Beyond improving convenience and accessibility, the move marks another step forward for Israeli fintech and highlights how local technological innovation continues to shape the country’s financial infrastructure.
This trend fits into a broader pattern of digital adoption in Israel. According to 2025 data from the Israel Internet Association, the use of digital services remains exceptionally high, with broad penetration
of communication platforms, content services, and social media. The most striking figure is the adoption of artificial intelligence tools: ChatGPT usage reached 85% among Israeli adults, including 46% who
use it daily, an indication of how rapidly the public is adopting new technologies.

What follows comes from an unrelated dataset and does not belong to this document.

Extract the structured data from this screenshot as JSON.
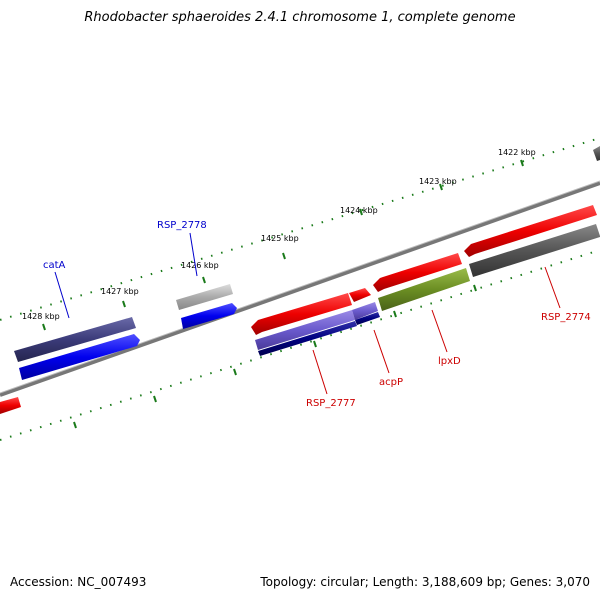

The central economic story in Israel this week, however, was the continued strengthening of the shekel, which is shaping the economy in two different directions. Since the previous interest rate decision,
the shekel has appreciated by 8.3% against the U.S. dollar and by 7.4% against the basket of traded currencies. Over the past month, it has continued to strengthen against the dollar despite the broader
global strength of the U.S. currency.
On one side, this is a positive development for the domestic economy. A stronger shekel helps reduce import costs, supports easing price pressures, and lowers the cost of foreign goods for households and
businesses. While gasoline prices have been rising in many parts of the world, fuel prices in Israel are expected to fall this week to below NIS 8 per liter, offering a clear example of how currency appreciation
can feed through relatively quickly into the cost of living.
At the same time, the same trend creates a challenge for exporters. As the shekel strengthens, Israeli companies selling abroad are forced either to raise prices in dollar terms or absorb pressure on profit
margins. The stronger currency therefore reflects both good news for consumers and growing strain for the export sector.
This tension is likely to remain central to Israel’s economic discussion in the coming weeks.